APP For Scalability

July 27th, 2007

One of the common first steps for scaling up an application is to move the database off to a dedicated server - often followed by having multiple application server instances to handle requests. With a standard SQL database that's pretty straight forward, with data stored in Amazon S3 that's not always as simple.

S3 obviously provides a network API, but it doesn't necessarily provide all the functionality you need from your data layer. For instance if you need to update search indexes you need a central server to track the changes and update the indexes. You may also need synchronization above what S3 provides etc. Whatever the reason, you need to provide a server to handle those data layer tasks and then pass the storage off to S3.

So where does APP (Atom Publishing Protocol) fit in? It occurs to me that for a large number of applications it's probably a very good interface to use. Firstly, there's some libraries being created that make it easy to get up and running. More importantly, because it's a standard, other applications can also connect to your data store.
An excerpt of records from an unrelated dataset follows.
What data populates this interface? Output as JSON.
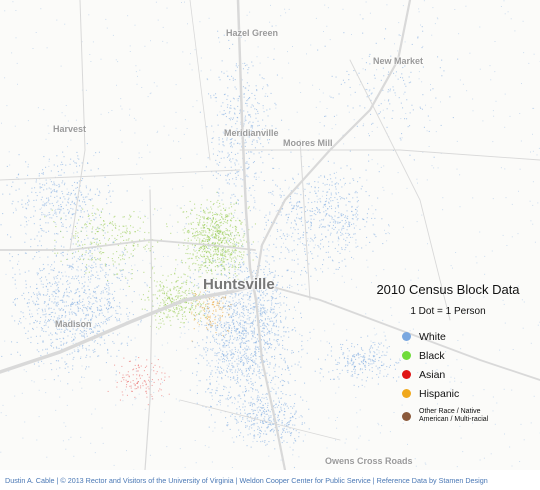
{
  "places": [
    {
      "id": "hazel-green",
      "label": "Hazel Green"
    },
    {
      "id": "new-market",
      "label": "New Market"
    },
    {
      "id": "harvest",
      "label": "Harvest"
    },
    {
      "id": "meridianville",
      "label": "Meridianville"
    },
    {
      "id": "moores-mill",
      "label": "Moores Mill"
    },
    {
      "id": "huntsville",
      "label": "Huntsville"
    },
    {
      "id": "madison",
      "label": "Madison"
    },
    {
      "id": "owens-cross-roads",
      "label": "Owens Cross Roads"
    }
  ],
  "legend": {
    "title": "2010 Census Block Data",
    "subtitle": "1 Dot = 1 Person",
    "items": [
      {
        "label": "White",
        "color": "#7aa8e0"
      },
      {
        "label": "Black",
        "color": "#6fdc3a"
      },
      {
        "label": "Asian",
        "color": "#e01515"
      },
      {
        "label": "Hispanic",
        "color": "#f0a81c"
      },
      {
        "label": "Other Race / Native American / Multi-racial",
        "color": "#8b5a3c"
      }
    ]
  },
  "credit": "Dustin A. Cable | © 2013 Rector and Visitors of the University of Virginia | Weldon Cooper Center for Public Service | Reference Data by Stamen Design",
  "colors": {
    "white": "#7aa8e0",
    "black": "#8cc63f",
    "asian": "#e01515",
    "hispanic": "#e8a030",
    "road": "#dcdcdc"
  }
}
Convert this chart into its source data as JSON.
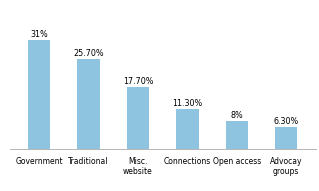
{
  "categories": [
    "Government",
    "Traditional",
    "Misc.\nwebsite",
    "Connections",
    "Open access",
    "Advocay\ngroups"
  ],
  "values": [
    31,
    25.7,
    17.7,
    11.3,
    8,
    6.3
  ],
  "labels": [
    "31%",
    "25.70%",
    "17.70%",
    "11.30%",
    "8%",
    "6.30%"
  ],
  "bar_color": "#8ec4e0",
  "ylim": [
    0,
    36
  ],
  "yticks": [
    0,
    5,
    10,
    15,
    20,
    25,
    30,
    35
  ],
  "background_color": "#ffffff",
  "grid_color": "#d0d0d0",
  "label_fontsize": 5.8,
  "tick_fontsize": 5.5,
  "bar_width": 0.45
}
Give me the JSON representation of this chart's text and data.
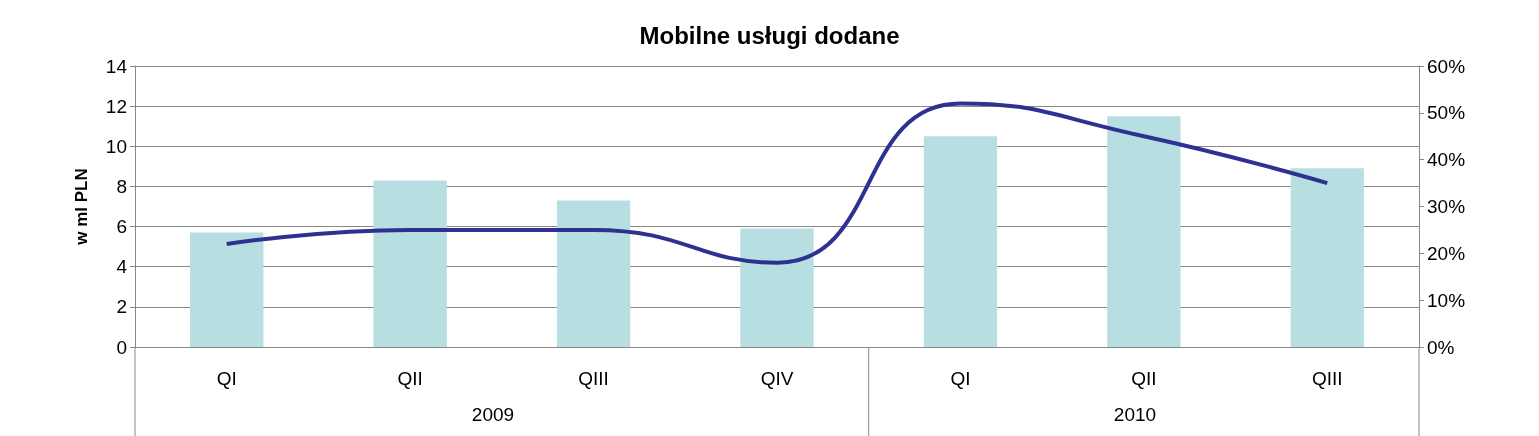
{
  "chart_data": {
    "type": "bar",
    "title": "Mobilne usługi dodane",
    "ylabel": "w ml PLN",
    "categories": [
      "QI",
      "QII",
      "QIII",
      "QIV",
      "QI",
      "QII",
      "QIII"
    ],
    "series": [
      {
        "color": "#b7dfe2",
        "values": [
          5.7,
          8.3,
          7.3,
          5.9,
          10.5,
          11.5,
          8.9
        ]
      },
      {
        "type": "line",
        "axis": "y2",
        "color": "#2e3192",
        "values": [
          22,
          25,
          25,
          18,
          52,
          45,
          35
        ]
      }
    ],
    "ylim": [
      0,
      14
    ],
    "yticks": [
      0,
      2,
      4,
      6,
      8,
      10,
      12,
      14
    ],
    "y2lim": [
      0,
      60
    ],
    "y2ticks": [
      {
        "value": 0,
        "label": "0%"
      },
      {
        "value": 10,
        "label": "10%"
      },
      {
        "value": 20,
        "label": "20%"
      },
      {
        "value": 30,
        "label": "30%"
      },
      {
        "value": 40,
        "label": "40%"
      },
      {
        "value": 50,
        "label": "50%"
      },
      {
        "value": 60,
        "label": "60%"
      }
    ],
    "annotations": [
      "2009",
      "2010"
    ],
    "grid": "y",
    "marker": "none",
    "line_style": "solid"
  }
}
Of course it all depends on exactly what data your application deals with, and I still haven't worked out the best way to deal with versions, but it shows some interesting potential.

Versioned Resources In REST APIs

July 27th, 2007

I like the idea of resources being addressable by a simple URL, but I'm having some difficulty reconciling that with resources that are versioned. Getting at and working with the latest version of a document with REST APIs is all pretty straight forward, but how do you retrieve the document history or a specific version of the document? I'm sure this is something that people have already worked out, but all my searching for discussions of it leads to people talking about versioning the API so that things don't break when you change what operations are available or the data format returned, rather than versioning the resources themselves.

It seems to me that the version information should be available at basically the same place as the main document - it is after all essentially the same document just older. So something like …/resource.html?version=2 makes sense for retrieving a specific version. However, that requires that you know which versions are available - even in a system that doesn't have branching versions may go missing to delete spam or copyright infringement problems. There's also no reason that versions should be simple numbers - they might be 1.1 or a, b, c or just the ETag for that version.

Speaking of ETags, it would be interesting to see how they could be used - there's an If-Match and If-None-Match header for ETags and I've never quite grasped why both exist. It would be nice for one of them to turn out to mean, "I want this exact version" but I doubt it's the case and I really doubt anything out there supports it.

Getting a list of available versions is also an issue - you could consider the list of versions a separate resource (say …/versions/resource.html or …/resource.html/versions) which returns a list of available versions and their meta data but doesn't allow PUT or POST operations. It seems odd though that versions are a separate resource. The other argument is something like …/resource.html?history=all which is okay but needs systems for limiting how much is returned and paging etc.

How are other people handling versioned resources with REST style APIs?